USA Rugby, through its soon to be released strategic plan (“The Plan”), must create an opening for all the ‘professional movements’ that are happening around the country. The Huns/Griffins announcement is the first of many to come. Both approaches (PRO and H/G) can have their goals and vision realized if the vehicle for communication is provided with a framework provided by The Plan. Regardless, an elite competition (on our shores) must be created such that our top players get the week in/week out high level playing experience required for our national teams to compete at a high level. PRO is the first effort at making this happen.
Don’t Compare Rugby to other USA Professional Sports
Some people have said ‘NGB’s don’t get involved in baseball and basketball’. That could not be further from the truth. During the Olympics you will see players coveting the ‘USA Basketball’ logo, just as our Eagles will don the ‘USA Rugby’ logo. In addition, and exponentially more important, we have something in rugby called ‘The Rugby World Cup’. It is the holy grail of our sport and American Rugby is judged by the rest of the world on our performance during this quadrennial event. Baseball, and to a lesser extent (in terms of the world giving a darn) basketball do not have such global events (you know, the “World Series”). MLB and NBA are also extremely mature entities. They are the pinnacle of their sports. They are where ALL the great players go to play. This is the ‘elite competition’ I am talking about. It’s going to happen here, we need to decide whether it will take five years or twenty five.
Regardless of all the ‘professional teams/leagues’ popping up, we must have one elite competition where the top players gravitate. Without this our national team performance is doomed to the mediocrity we have witnessed over the past 12 or more years. We have so much momentum as a rugby nation right now; the time is now for rational conversation to discuss the primary needs of all the separate factions. The conversation needs to have the elite competition strategy already laid out in The Plan to provide guidance for all participants.

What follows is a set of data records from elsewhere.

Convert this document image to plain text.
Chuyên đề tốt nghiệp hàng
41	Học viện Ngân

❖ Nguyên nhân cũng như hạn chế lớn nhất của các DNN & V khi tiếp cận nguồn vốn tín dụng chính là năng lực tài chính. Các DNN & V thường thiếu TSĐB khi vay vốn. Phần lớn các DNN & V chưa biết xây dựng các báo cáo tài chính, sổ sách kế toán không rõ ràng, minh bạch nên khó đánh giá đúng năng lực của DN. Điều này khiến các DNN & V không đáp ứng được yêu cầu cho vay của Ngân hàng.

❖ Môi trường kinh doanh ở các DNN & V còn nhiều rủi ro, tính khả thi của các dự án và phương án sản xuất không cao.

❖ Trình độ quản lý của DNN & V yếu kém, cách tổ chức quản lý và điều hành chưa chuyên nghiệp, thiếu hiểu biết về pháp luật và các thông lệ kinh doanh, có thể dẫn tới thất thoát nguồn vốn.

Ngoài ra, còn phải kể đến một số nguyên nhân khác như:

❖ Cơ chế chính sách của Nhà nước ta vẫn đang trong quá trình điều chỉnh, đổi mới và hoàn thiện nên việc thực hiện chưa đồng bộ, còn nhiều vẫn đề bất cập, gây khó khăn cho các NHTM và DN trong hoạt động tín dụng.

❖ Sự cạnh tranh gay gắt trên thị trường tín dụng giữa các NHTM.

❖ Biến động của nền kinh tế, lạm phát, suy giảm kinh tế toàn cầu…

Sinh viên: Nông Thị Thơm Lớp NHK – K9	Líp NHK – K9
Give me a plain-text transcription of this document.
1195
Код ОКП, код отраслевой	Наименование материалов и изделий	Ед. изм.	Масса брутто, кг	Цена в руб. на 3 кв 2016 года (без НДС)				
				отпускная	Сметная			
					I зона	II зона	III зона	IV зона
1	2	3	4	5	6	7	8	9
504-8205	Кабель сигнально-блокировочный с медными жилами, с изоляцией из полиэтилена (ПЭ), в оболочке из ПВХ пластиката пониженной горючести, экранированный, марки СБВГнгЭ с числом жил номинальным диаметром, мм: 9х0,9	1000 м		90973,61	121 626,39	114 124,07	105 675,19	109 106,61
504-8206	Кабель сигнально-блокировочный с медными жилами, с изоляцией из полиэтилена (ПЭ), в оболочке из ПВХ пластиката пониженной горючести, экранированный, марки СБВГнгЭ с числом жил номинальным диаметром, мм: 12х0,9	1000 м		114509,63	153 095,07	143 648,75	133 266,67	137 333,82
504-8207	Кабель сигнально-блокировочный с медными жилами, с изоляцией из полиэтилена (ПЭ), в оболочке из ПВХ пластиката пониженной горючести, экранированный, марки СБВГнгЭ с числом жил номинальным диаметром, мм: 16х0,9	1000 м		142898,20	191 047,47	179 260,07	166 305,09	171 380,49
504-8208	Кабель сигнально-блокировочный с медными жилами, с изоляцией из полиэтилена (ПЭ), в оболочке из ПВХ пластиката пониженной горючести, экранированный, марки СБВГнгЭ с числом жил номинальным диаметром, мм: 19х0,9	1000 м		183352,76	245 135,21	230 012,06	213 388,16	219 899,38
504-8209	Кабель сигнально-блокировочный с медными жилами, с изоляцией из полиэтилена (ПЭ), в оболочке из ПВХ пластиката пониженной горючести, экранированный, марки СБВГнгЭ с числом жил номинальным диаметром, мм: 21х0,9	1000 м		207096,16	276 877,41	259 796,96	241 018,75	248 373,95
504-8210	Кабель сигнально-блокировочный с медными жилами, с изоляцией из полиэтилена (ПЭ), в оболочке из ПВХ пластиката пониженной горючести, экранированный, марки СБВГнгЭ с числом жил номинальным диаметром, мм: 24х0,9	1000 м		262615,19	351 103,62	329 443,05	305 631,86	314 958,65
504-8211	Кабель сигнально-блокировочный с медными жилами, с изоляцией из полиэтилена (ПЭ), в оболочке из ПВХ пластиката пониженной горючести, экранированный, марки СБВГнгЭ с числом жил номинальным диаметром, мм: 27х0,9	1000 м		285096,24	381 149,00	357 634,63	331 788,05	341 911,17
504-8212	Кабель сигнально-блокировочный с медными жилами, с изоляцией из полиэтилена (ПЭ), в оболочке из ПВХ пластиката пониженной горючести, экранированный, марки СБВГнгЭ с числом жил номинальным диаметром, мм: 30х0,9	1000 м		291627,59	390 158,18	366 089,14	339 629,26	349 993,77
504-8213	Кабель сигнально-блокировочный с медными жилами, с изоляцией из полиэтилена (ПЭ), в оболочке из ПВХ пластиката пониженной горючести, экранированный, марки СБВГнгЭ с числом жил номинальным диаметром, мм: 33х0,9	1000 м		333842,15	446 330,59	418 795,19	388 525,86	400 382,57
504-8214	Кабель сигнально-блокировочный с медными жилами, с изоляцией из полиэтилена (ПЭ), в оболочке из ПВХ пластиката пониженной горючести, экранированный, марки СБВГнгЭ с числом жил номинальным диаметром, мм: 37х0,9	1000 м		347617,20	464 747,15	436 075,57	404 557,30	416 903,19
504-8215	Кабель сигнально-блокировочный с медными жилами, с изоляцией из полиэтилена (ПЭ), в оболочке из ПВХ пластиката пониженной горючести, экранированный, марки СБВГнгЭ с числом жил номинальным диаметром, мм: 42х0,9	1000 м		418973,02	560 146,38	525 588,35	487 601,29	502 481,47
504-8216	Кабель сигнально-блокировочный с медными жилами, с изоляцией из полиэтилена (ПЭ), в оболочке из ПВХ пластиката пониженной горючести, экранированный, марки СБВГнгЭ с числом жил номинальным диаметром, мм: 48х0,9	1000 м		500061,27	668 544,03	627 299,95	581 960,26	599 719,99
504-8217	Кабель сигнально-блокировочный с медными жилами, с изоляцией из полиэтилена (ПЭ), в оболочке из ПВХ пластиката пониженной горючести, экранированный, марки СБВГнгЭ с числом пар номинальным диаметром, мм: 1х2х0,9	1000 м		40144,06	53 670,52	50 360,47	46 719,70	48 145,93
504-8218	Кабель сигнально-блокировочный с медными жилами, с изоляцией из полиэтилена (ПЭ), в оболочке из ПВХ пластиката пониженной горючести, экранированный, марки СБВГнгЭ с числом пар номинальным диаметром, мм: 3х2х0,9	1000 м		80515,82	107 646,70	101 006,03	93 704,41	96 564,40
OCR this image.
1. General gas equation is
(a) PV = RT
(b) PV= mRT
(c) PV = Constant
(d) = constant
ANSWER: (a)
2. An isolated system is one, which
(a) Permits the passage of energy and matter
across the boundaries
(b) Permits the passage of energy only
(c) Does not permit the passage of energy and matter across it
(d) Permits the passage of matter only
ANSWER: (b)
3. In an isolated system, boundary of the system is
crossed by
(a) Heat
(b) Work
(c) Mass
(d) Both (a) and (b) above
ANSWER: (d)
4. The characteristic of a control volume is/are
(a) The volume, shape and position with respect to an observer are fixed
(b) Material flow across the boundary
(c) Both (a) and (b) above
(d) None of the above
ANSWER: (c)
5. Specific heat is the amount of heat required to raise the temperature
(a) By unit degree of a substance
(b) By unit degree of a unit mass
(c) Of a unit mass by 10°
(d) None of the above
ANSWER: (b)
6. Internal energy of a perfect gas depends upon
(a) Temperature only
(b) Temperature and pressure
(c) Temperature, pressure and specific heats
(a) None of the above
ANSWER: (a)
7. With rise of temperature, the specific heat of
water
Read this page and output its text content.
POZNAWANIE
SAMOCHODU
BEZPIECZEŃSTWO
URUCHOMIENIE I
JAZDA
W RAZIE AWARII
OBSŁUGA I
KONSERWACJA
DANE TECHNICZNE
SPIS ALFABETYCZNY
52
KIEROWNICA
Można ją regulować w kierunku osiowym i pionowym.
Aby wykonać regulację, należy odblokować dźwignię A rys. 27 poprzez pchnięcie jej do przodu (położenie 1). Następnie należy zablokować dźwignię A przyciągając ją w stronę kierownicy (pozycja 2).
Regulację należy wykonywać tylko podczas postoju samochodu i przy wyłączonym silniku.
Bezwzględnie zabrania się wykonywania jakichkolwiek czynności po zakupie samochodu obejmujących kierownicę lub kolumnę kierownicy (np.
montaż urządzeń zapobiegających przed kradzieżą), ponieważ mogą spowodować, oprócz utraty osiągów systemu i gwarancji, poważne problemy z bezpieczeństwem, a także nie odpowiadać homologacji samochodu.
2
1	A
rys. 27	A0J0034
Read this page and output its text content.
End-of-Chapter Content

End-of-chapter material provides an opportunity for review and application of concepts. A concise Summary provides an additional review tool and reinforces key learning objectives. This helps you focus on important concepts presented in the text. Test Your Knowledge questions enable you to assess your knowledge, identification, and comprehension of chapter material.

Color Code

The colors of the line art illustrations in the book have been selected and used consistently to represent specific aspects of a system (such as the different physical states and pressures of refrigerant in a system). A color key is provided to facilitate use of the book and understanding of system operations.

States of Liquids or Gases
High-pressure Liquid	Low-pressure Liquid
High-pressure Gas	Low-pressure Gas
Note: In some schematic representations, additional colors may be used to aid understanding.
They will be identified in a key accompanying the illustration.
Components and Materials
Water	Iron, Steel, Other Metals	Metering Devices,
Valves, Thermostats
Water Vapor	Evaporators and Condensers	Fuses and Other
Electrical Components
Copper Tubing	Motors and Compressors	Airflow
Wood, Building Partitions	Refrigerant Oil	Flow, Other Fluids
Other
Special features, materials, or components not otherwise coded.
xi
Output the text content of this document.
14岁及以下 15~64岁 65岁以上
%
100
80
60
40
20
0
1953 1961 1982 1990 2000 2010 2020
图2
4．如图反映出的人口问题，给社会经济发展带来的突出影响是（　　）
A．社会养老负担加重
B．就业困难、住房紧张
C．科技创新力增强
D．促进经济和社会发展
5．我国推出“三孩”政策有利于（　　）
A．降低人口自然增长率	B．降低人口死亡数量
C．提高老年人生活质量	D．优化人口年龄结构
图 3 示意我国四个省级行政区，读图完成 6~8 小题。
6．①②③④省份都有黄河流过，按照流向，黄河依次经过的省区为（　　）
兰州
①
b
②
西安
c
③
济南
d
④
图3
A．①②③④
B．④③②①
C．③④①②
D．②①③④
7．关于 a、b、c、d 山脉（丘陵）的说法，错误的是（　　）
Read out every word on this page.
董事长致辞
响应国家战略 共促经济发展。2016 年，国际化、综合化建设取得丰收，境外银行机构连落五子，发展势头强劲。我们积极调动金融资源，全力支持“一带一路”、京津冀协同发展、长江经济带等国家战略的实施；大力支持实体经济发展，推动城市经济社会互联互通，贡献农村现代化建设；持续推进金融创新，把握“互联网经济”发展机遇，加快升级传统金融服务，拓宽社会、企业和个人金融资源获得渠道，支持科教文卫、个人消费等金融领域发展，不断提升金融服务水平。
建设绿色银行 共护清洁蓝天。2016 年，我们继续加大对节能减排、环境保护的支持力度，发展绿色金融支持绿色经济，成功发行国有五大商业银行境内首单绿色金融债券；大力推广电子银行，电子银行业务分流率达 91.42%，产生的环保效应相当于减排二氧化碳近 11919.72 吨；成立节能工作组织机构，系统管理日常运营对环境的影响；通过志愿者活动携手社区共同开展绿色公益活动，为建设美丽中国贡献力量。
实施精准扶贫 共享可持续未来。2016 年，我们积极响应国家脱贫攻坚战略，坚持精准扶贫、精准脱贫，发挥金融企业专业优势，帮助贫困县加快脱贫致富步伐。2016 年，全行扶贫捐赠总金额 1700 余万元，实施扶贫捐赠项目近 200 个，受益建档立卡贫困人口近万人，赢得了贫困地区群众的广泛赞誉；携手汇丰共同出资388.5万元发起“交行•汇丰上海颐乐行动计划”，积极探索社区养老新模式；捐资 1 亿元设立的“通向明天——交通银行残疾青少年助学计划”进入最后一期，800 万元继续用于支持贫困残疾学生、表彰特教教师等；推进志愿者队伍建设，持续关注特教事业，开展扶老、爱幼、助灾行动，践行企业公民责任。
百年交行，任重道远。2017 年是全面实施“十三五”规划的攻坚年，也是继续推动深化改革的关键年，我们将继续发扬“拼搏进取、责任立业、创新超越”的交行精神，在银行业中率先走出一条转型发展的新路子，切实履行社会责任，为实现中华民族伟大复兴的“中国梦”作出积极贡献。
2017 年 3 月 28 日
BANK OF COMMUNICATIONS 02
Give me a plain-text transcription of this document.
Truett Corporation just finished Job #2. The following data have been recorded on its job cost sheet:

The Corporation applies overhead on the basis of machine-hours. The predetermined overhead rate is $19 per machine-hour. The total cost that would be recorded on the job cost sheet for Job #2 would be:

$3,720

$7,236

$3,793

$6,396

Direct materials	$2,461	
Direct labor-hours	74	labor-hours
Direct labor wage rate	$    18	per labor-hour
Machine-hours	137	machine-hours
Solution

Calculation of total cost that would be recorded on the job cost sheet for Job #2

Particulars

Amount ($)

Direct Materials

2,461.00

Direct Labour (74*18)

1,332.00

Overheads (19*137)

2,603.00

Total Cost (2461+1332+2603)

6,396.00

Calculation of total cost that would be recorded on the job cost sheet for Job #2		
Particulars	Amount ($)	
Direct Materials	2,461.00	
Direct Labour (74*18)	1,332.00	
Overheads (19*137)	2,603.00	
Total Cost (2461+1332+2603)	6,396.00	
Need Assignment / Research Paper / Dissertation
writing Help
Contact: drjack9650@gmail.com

The Responsibility of USA Rugby
USA Rugby is 100% responsible for the success and welfare of the elite National Teams, the Eagles. These Eagles will be the products of professional rugby soon. It is my opinion that without a successful (and marketable) national team, the growth of any ‘professionalism’ will be slowed. I believe the converse is true as well. USA Rugby must create an environment for professional rugby to flourish. This is nothing to leave to chance. The Eagles success depends on it. And the marketability/branding of rugby in the USA depends on it as well. The National Teams can add or subtract equity value to any league in the USA.
I love what the Huns & Griffins announced yesterday and it’s exciting that someone like Doug Schoninger has stepped up with his version of PRO Rugby, regardless of it’s ‘authoritarian’ initial entry. This is all great stuff. However, lets all stay aligned that rugby’s World Cup separates us from other American sporting analogies. I’d like to see USA Rugby through it’s strategic plan, create an opening for professionalism to grow, prosper and create excellence at all levels and for the women equally alike. Today’s announcement by the Huns/Griffin’s raises the bar for everyone, … however, we should be concerned about the dilution of our top talent, even at this early stage of professionalism in this country.
All the young people being introduced to the game now will want, and deserve, logical pathways to play rugby at the highest level possible. Whether that is on the international stage or at home in front of friends and family, the decisions we make now will have enormous effect.
As a player representing the USA (RWC 1987, 1991), I would have done anything to participate in such professional environments. As a rugby playing nation, we have an opportunity to get this right – first time. The leadership at USA Rugby must help create and guide these elite pathways (in whatever legal right it has to do so!). This is an opportunity for collaborative and transformative change in American Rugby, to wrap the efforts of all the great rugby people in America underneath a logical, vetted, and world class Strategic Plan.
I have been nominated for a seat on the USA Rugby Board of Directors. These are my thoughts and I would welcome an opportunity to participate in the leadership of USA Rugby.